O mais fácil para Pedro Sánchez pode mesmo ter sido chegar ao poder. Governar quando tem apenas 84 em 350 deputados adivinha-se mais difícil. Os apoios à moção de censura contra Mariano Rajoy não se traduzem automaticamente em apoios no Congresso. E o novo primeiro-ministro espanhol, que toma hoje posse no Palácio da Zarzuela, poderá contar com desafios vindos não só da direita mas também da esquerda.

"Tenho consciência da responsabilidade que assumo e do momento político tão complexo que vive o nosso país", disse Sánchez aos jornalistas depois de ser aprovada a moção de censura a Rajoy, com 180 votos a favor, 169 contra e uma abstenção, no rescaldo das condenações por corrupção num escândalo que terá financiado o PP. O líder socialista prometeu procurar consenso entre as forças políticas para "transformar e modernizar" Espanha e "responder às urgências sociais de muitas pessoas que sofrem com a precariedade e a desigualdade".

Ao contrário da geringonça em Portugal, que é um acordo de governo que garante o apoio parlamentar ao Partido Socialista, em Espanha os votos do Unidos Podemos, dos independentistas catalães ou dos nacionalistas bascos foram só para afastar Rajoy.

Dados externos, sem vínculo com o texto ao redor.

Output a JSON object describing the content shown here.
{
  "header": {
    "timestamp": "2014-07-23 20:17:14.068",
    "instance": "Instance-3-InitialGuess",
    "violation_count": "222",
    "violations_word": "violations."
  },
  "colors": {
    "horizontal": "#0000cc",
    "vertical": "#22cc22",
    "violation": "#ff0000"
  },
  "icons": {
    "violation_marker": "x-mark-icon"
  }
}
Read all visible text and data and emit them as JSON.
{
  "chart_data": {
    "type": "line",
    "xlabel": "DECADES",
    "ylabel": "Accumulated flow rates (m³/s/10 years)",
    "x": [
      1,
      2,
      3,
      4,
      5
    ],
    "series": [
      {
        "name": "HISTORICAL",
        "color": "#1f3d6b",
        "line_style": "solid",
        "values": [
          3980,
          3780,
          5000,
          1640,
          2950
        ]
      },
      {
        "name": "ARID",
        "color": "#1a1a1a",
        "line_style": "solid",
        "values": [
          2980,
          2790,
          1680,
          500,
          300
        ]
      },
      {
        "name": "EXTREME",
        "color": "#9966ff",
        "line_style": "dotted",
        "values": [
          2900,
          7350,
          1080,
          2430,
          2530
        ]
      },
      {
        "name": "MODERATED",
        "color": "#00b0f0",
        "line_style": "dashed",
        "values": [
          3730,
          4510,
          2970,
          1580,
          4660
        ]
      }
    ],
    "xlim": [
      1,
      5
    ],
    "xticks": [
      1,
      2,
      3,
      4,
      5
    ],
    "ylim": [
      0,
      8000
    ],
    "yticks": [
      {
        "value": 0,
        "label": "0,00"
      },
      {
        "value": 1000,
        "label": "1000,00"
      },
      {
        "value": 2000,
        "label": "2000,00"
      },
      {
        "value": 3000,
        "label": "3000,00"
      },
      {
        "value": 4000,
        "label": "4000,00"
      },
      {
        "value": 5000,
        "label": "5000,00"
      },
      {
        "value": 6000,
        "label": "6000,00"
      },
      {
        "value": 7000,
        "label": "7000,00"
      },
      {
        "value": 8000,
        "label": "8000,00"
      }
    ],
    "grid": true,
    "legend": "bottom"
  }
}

Não garantem o apoio no Congresso, pelo que deverá ser difícil a Sánchez aprovar leis que não sejam de maioria fácil.

O Unidos Podemos, liderado por Pablo Iglesias, insiste com Sánchez na necessidade de entrarem também para o governo, para dar maior estabilidade ao seu executivo. "Espero que Sánchez seja capaz de formar um governo forte e estável. Espero que não queira governar com 84 deputados", disse Iglesias. Essa proposta tinha sido rejeitada por Sánchez quando tentou formar governo, após as eleições de 2015.

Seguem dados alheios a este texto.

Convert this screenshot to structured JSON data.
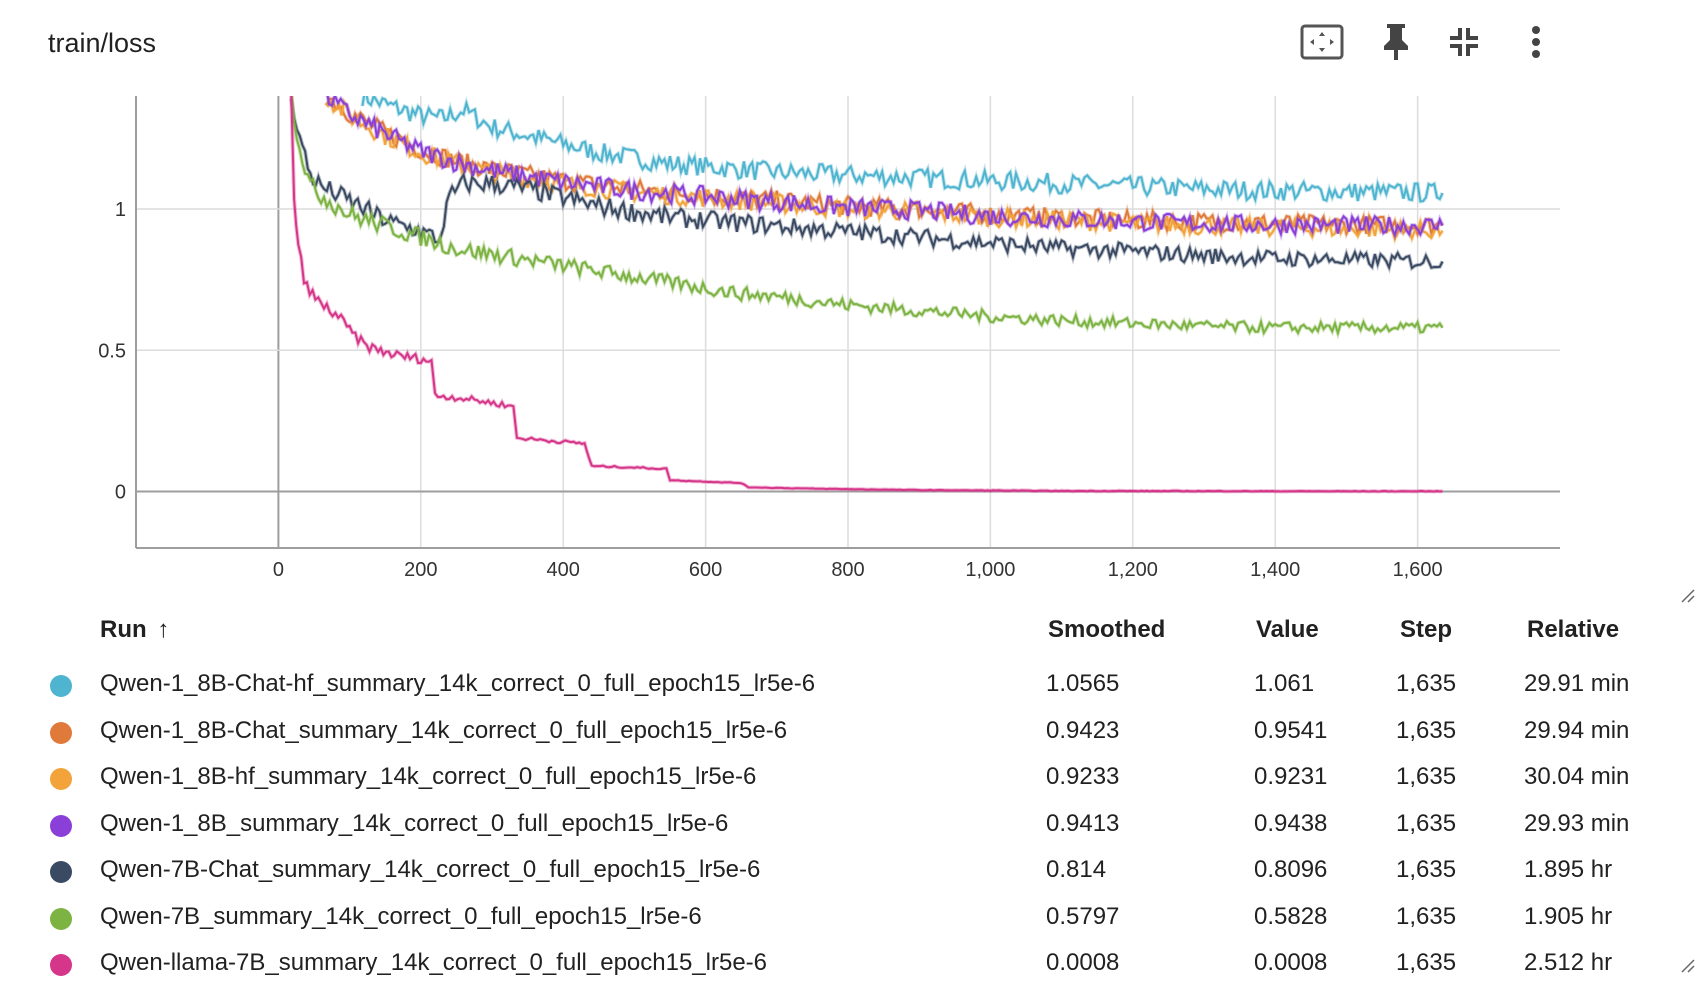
{
  "card": {
    "title": "train/loss",
    "toolbar": [
      {
        "name": "fit-domain-button",
        "icon": "fit-to-data-icon"
      },
      {
        "name": "pin-button",
        "icon": "pin-icon"
      },
      {
        "name": "collapse-button",
        "icon": "collapse-icon"
      },
      {
        "name": "more-menu-button",
        "icon": "more-vert-icon"
      }
    ]
  },
  "chart_data": {
    "type": "line",
    "title": "train/loss",
    "xlabel": "",
    "ylabel": "",
    "xlim": [
      -200,
      1800
    ],
    "ylim": [
      -0.2,
      1.4
    ],
    "x_ticks": [
      "0",
      "200",
      "400",
      "600",
      "800",
      "1,000",
      "1,200",
      "1,400",
      "1,600"
    ],
    "y_ticks": [
      "0",
      "0.5",
      "1"
    ],
    "grid": true,
    "legend": "table below chart",
    "series": [
      {
        "name": "Qwen-1_8B-Chat-hf_summary_14k_correct_0_full_epoch15_lr5e-6",
        "color": "#4fb4cf",
        "points": [
          [
            118,
            1.4
          ],
          [
            150,
            1.37
          ],
          [
            200,
            1.33
          ],
          [
            230,
            1.32
          ],
          [
            260,
            1.35
          ],
          [
            300,
            1.29
          ],
          [
            350,
            1.26
          ],
          [
            400,
            1.23
          ],
          [
            450,
            1.2
          ],
          [
            500,
            1.18
          ],
          [
            550,
            1.16
          ],
          [
            600,
            1.15
          ],
          [
            650,
            1.14
          ],
          [
            700,
            1.13
          ],
          [
            800,
            1.12
          ],
          [
            900,
            1.11
          ],
          [
            1000,
            1.1
          ],
          [
            1100,
            1.09
          ],
          [
            1200,
            1.08
          ],
          [
            1300,
            1.07
          ],
          [
            1400,
            1.065
          ],
          [
            1500,
            1.06
          ],
          [
            1600,
            1.058
          ],
          [
            1635,
            1.0565
          ]
        ]
      },
      {
        "name": "Qwen-1_8B-Chat_summary_14k_correct_0_full_epoch15_lr5e-6",
        "color": "#e07a3a",
        "points": [
          [
            68,
            1.4
          ],
          [
            100,
            1.34
          ],
          [
            150,
            1.27
          ],
          [
            200,
            1.21
          ],
          [
            250,
            1.17
          ],
          [
            300,
            1.14
          ],
          [
            350,
            1.12
          ],
          [
            400,
            1.1
          ],
          [
            500,
            1.07
          ],
          [
            600,
            1.05
          ],
          [
            700,
            1.03
          ],
          [
            800,
            1.01
          ],
          [
            900,
            1.0
          ],
          [
            1000,
            0.98
          ],
          [
            1100,
            0.97
          ],
          [
            1200,
            0.96
          ],
          [
            1300,
            0.955
          ],
          [
            1400,
            0.95
          ],
          [
            1500,
            0.945
          ],
          [
            1600,
            0.943
          ],
          [
            1635,
            0.9423
          ]
        ]
      },
      {
        "name": "Qwen-1_8B-hf_summary_14k_correct_0_full_epoch15_lr5e-6",
        "color": "#f2a33a",
        "points": [
          [
            66,
            1.4
          ],
          [
            100,
            1.33
          ],
          [
            150,
            1.26
          ],
          [
            200,
            1.2
          ],
          [
            250,
            1.16
          ],
          [
            300,
            1.13
          ],
          [
            350,
            1.11
          ],
          [
            400,
            1.09
          ],
          [
            500,
            1.06
          ],
          [
            600,
            1.04
          ],
          [
            700,
            1.02
          ],
          [
            800,
            1.0
          ],
          [
            900,
            0.99
          ],
          [
            1000,
            0.97
          ],
          [
            1100,
            0.96
          ],
          [
            1200,
            0.95
          ],
          [
            1300,
            0.94
          ],
          [
            1400,
            0.935
          ],
          [
            1500,
            0.93
          ],
          [
            1600,
            0.925
          ],
          [
            1635,
            0.9233
          ]
        ]
      },
      {
        "name": "Qwen-1_8B_summary_14k_correct_0_full_epoch15_lr5e-6",
        "color": "#8a3fd9",
        "points": [
          [
            67,
            1.4
          ],
          [
            100,
            1.335
          ],
          [
            150,
            1.265
          ],
          [
            200,
            1.205
          ],
          [
            250,
            1.165
          ],
          [
            300,
            1.135
          ],
          [
            350,
            1.115
          ],
          [
            400,
            1.095
          ],
          [
            500,
            1.065
          ],
          [
            600,
            1.045
          ],
          [
            700,
            1.025
          ],
          [
            800,
            1.005
          ],
          [
            900,
            0.995
          ],
          [
            1000,
            0.975
          ],
          [
            1100,
            0.965
          ],
          [
            1200,
            0.955
          ],
          [
            1300,
            0.948
          ],
          [
            1400,
            0.944
          ],
          [
            1500,
            0.942
          ],
          [
            1600,
            0.941
          ],
          [
            1635,
            0.9413
          ]
        ]
      },
      {
        "name": "Qwen-7B-Chat_summary_14k_correct_0_full_epoch15_lr5e-6",
        "color": "#3b4a63",
        "points": [
          [
            18,
            1.4
          ],
          [
            30,
            1.25
          ],
          [
            45,
            1.12
          ],
          [
            60,
            1.08
          ],
          [
            100,
            1.03
          ],
          [
            150,
            0.96
          ],
          [
            200,
            0.92
          ],
          [
            220,
            0.9
          ],
          [
            225,
            0.88
          ],
          [
            240,
            1.04
          ],
          [
            260,
            1.09
          ],
          [
            300,
            1.09
          ],
          [
            350,
            1.07
          ],
          [
            400,
            1.04
          ],
          [
            450,
            1.01
          ],
          [
            500,
            0.99
          ],
          [
            550,
            0.97
          ],
          [
            600,
            0.96
          ],
          [
            700,
            0.94
          ],
          [
            800,
            0.92
          ],
          [
            900,
            0.9
          ],
          [
            1000,
            0.88
          ],
          [
            1100,
            0.86
          ],
          [
            1200,
            0.85
          ],
          [
            1300,
            0.835
          ],
          [
            1400,
            0.825
          ],
          [
            1500,
            0.82
          ],
          [
            1600,
            0.815
          ],
          [
            1635,
            0.814
          ]
        ]
      },
      {
        "name": "Qwen-7B_summary_14k_correct_0_full_epoch15_lr5e-6",
        "color": "#7cb342",
        "points": [
          [
            18,
            1.4
          ],
          [
            30,
            1.22
          ],
          [
            45,
            1.08
          ],
          [
            60,
            1.05
          ],
          [
            100,
            0.98
          ],
          [
            150,
            0.94
          ],
          [
            200,
            0.9
          ],
          [
            250,
            0.86
          ],
          [
            300,
            0.84
          ],
          [
            350,
            0.82
          ],
          [
            400,
            0.8
          ],
          [
            450,
            0.78
          ],
          [
            500,
            0.76
          ],
          [
            550,
            0.74
          ],
          [
            600,
            0.72
          ],
          [
            650,
            0.7
          ],
          [
            700,
            0.69
          ],
          [
            800,
            0.66
          ],
          [
            900,
            0.64
          ],
          [
            1000,
            0.62
          ],
          [
            1100,
            0.605
          ],
          [
            1200,
            0.595
          ],
          [
            1300,
            0.585
          ],
          [
            1400,
            0.58
          ],
          [
            1500,
            0.58
          ],
          [
            1600,
            0.579
          ],
          [
            1635,
            0.5797
          ]
        ]
      },
      {
        "name": "Qwen-llama-7B_summary_14k_correct_0_full_epoch15_lr5e-6",
        "color": "#d6368a",
        "points": [
          [
            18,
            1.4
          ],
          [
            22,
            1.05
          ],
          [
            28,
            0.85
          ],
          [
            40,
            0.72
          ],
          [
            60,
            0.66
          ],
          [
            80,
            0.63
          ],
          [
            100,
            0.57
          ],
          [
            120,
            0.52
          ],
          [
            140,
            0.5
          ],
          [
            170,
            0.48
          ],
          [
            200,
            0.47
          ],
          [
            215,
            0.46
          ],
          [
            220,
            0.34
          ],
          [
            260,
            0.33
          ],
          [
            310,
            0.31
          ],
          [
            330,
            0.3
          ],
          [
            335,
            0.19
          ],
          [
            380,
            0.18
          ],
          [
            430,
            0.17
          ],
          [
            440,
            0.09
          ],
          [
            500,
            0.085
          ],
          [
            545,
            0.08
          ],
          [
            550,
            0.04
          ],
          [
            600,
            0.035
          ],
          [
            650,
            0.03
          ],
          [
            660,
            0.015
          ],
          [
            750,
            0.01
          ],
          [
            900,
            0.005
          ],
          [
            1100,
            0.002
          ],
          [
            1400,
            0.001
          ],
          [
            1635,
            0.0008
          ]
        ]
      }
    ]
  },
  "legend_table": {
    "headers": {
      "run": "Run",
      "sort_arrow": "↑",
      "smoothed": "Smoothed",
      "value": "Value",
      "step": "Step",
      "relative": "Relative"
    },
    "rows": [
      {
        "color": "#4fb4cf",
        "run": "Qwen-1_8B-Chat-hf_summary_14k_correct_0_full_epoch15_lr5e-6",
        "smoothed": "1.0565",
        "value": "1.061",
        "step": "1,635",
        "relative": "29.91 min"
      },
      {
        "color": "#e07a3a",
        "run": "Qwen-1_8B-Chat_summary_14k_correct_0_full_epoch15_lr5e-6",
        "smoothed": "0.9423",
        "value": "0.9541",
        "step": "1,635",
        "relative": "29.94 min"
      },
      {
        "color": "#f2a33a",
        "run": "Qwen-1_8B-hf_summary_14k_correct_0_full_epoch15_lr5e-6",
        "smoothed": "0.9233",
        "value": "0.9231",
        "step": "1,635",
        "relative": "30.04 min"
      },
      {
        "color": "#8a3fd9",
        "run": "Qwen-1_8B_summary_14k_correct_0_full_epoch15_lr5e-6",
        "smoothed": "0.9413",
        "value": "0.9438",
        "step": "1,635",
        "relative": "29.93 min"
      },
      {
        "color": "#3b4a63",
        "run": "Qwen-7B-Chat_summary_14k_correct_0_full_epoch15_lr5e-6",
        "smoothed": "0.814",
        "value": "0.8096",
        "step": "1,635",
        "relative": "1.895 hr"
      },
      {
        "color": "#7cb342",
        "run": "Qwen-7B_summary_14k_correct_0_full_epoch15_lr5e-6",
        "smoothed": "0.5797",
        "value": "0.5828",
        "step": "1,635",
        "relative": "1.905 hr"
      },
      {
        "color": "#d6368a",
        "run": "Qwen-llama-7B_summary_14k_correct_0_full_epoch15_lr5e-6",
        "smoothed": "0.0008",
        "value": "0.0008",
        "step": "1,635",
        "relative": "2.512 hr"
      }
    ]
  }
}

Os independentistas catalães também têm a sua própria agenda. A Esquerda Republicana da Catalunha (ERC) quer a transferência dos presos do processo independentistas para as prisões catalãs. Já o Partido Democrata Europeu Catalão (PDeCAT) quer o fim da intervenção do governo de Madrid nas contas da Generalitat. O novo governo catalão, liderado por Quim Torra, também toma hoje posse, depois de se terem retirado os nomes de dois exilados e dois ministros da lista de consellers.

Veto ao orçamento

Como desafio, cinco dos partidos que apoiaram Sánchez na moção de censura - além dos já citados, o Compromís e o EH Bildu - apresentaram ontem vetos ao Orçamento do Estado, que falta aprovar no Senado. "Começa a festa", terá dito Soraya Sáenz de Santamaría, n.º 2 de Rajoy. O líder socialista prometeu, em nome da estabilidade, aplicar o orçamento herdado do PP, o mesmo que criticava há poucos dias.

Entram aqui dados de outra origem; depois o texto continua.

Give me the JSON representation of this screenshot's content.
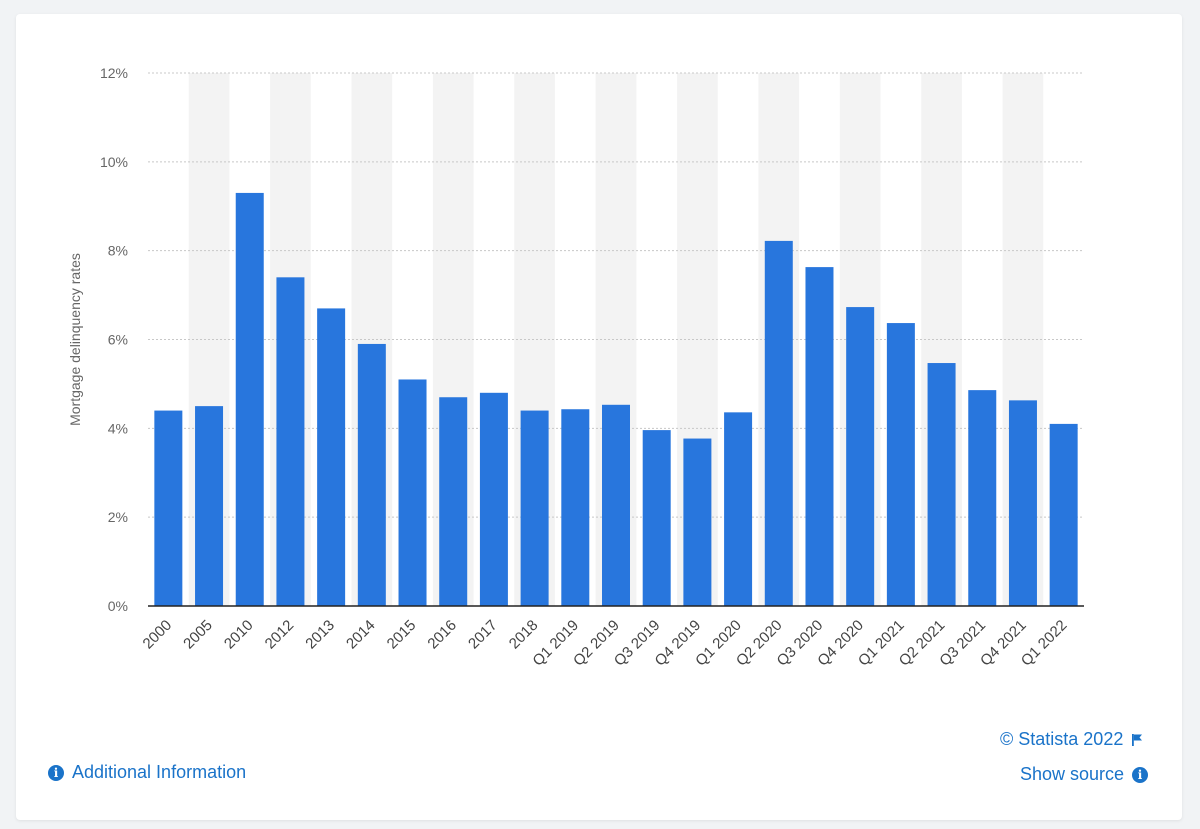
{
  "chart_data": {
    "type": "bar",
    "ylabel": "Mortgage delinquency rates",
    "xlabel": "",
    "ylim": [
      0,
      12
    ],
    "yticks": [
      "0%",
      "2%",
      "4%",
      "6%",
      "8%",
      "10%",
      "12%"
    ],
    "ytick_values": [
      0,
      2,
      4,
      6,
      8,
      10,
      12
    ],
    "categories": [
      "2000",
      "2005",
      "2010",
      "2012",
      "2013",
      "2014",
      "2015",
      "2016",
      "2017",
      "2018",
      "Q1 2019",
      "Q2 2019",
      "Q3 2019",
      "Q4 2019",
      "Q1 2020",
      "Q2 2020",
      "Q3 2020",
      "Q4 2020",
      "Q1 2021",
      "Q2 2021",
      "Q3 2021",
      "Q4 2021",
      "Q1 2022"
    ],
    "values": [
      4.4,
      4.5,
      9.3,
      7.4,
      6.7,
      5.9,
      5.1,
      4.7,
      4.8,
      4.4,
      4.43,
      4.53,
      3.96,
      3.77,
      4.36,
      8.22,
      7.63,
      6.73,
      6.37,
      5.47,
      4.86,
      4.63,
      4.1
    ],
    "bar_color": "#2876dd",
    "band_color": "#f3f3f3",
    "grid": true
  },
  "footer": {
    "copyright": "© Statista 2022",
    "show_source": "Show source",
    "additional_info": "Additional Information",
    "info_glyph": "i",
    "link_color": "#1a73c9"
  }
}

Mas essa foi uma promessa a pensar nos cinco deputados do Partido Nacionalista Basco (PNV), que aprovaram o orçamento do PP - que inclui 540 milhões de euros de investimentos no País Basco. Os cinco eram cruciais para Sánchez ter a maioria na moção de censura. Como o PP tem maioria absoluta no Senado, irá travar qualquer veto ao Orçamento, mas o debate na terça--feira poderá revelar os problemas que Sánchez terá pela frente.

Despedida de Rajoy

"Foi uma honra ser presidente do governo e deixar Espanha melhor do que encontrei", disse Rajoy no discurso de despedida, antes da votação da moção. "Espero que o meu substituto possa dizer o mesmo quando chegar o seu dia. Desejo-o pelo bem de Espanha", acrescentou.

A dúvida é saber quanto tempo conseguirá Sánchez aguentar o governo minoritário, quando além das pressões dos que agora foram aliados, terá a pressão também do Ciudadanos, que defendeu desde o início a realização de eleições.

Após seis anos e meio no governo, Rajoy não revelou se continuará a ser deputado - Felipe González ficou no Congresso. Caso se retire, pode entrar no Conselho de Estado (onde ganharia cem mil euros por ano), mas o cargo não é compatível com posições no setor privado.